Cells expressing mesenchymal/basal phenotypes in tumors have been associated with stem cell properties. Cancer stem cells (CSCs) are often resistant to conventional chemotherapy. We explored overcoming mesenchymal CSC resistance to chemotherapeutic agents. Our goal was to reduce CSC numbers in vivo, in conjunction with chemotherapy, to reduce tumor burden. Analysis of clinical samples demonstrated that COX‐2/PGE2/EP4 signaling is elevated in basal‐like and chemoresistant breast carcinoma and is correlated with survival and relapse of breast cancer. EP4 antagonism elicts a striking shift of breast cancer cells from a mesenchymal/CSC state to a more epithelial non‐CSC state. The transition was mediated by EP4 antagonist‐induced extracellular vesicles [(EVs)/exosomes] which removed CSC markers, mesenchymal markers, integrins, and drug efflux transporters from the CSCs. In addition, EP4 antagonism‐induced CSC EVs/exosomes can convert tumor epithelial/non‐CSCs to mesenchymal/CSCs able to give rise to tumors and to promote tumor cell dissemination. Because of its ability to induce a CSC‐to‐non‐CSC transition, EP4 antagonist treatment in vivo reduced the numbers of CSCs within tumors and increased tumor chemosensitivity. EP4 antagonist treatment enhances tumor response to chemotherapy by reducing the numbers of chemotherapy‐resistant CSCs available to repopulate the tumor. EP4 antagonism can collaborate with conventional chemotherapy to reduce tumor burden. What's new? Cyclooxygenase‐2 (COX‐2) inhibitors block prostaglandin E2 synthesis and are associated with reduced tumor frequency and progression. Nonetheless, they can have limiting side effects, and their utility in the treatment of established cancers remains uncertain.
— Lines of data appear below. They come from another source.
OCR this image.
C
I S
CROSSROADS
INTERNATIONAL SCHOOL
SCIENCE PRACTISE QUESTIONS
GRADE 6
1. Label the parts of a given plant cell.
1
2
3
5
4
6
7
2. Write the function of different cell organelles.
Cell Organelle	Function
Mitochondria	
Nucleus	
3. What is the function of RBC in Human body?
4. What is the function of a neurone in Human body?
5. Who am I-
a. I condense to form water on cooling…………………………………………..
Here, COX‐2‐expressing human breast cancer cells were found to exhibit characteristics similar to those of chemotherapy‐resistant cancer stem cells (CSCs). Selective inhibition of PGE2 receptor 4 (EP4) triggered the release of extracellular vesicles containing CSC proteins, resulting in a loss of stem cell properties. The findings suggest that direct EP4 inhibition could enhance chemotherapeutic approaches without evoking the side effects of broader COX‐2 inhibition.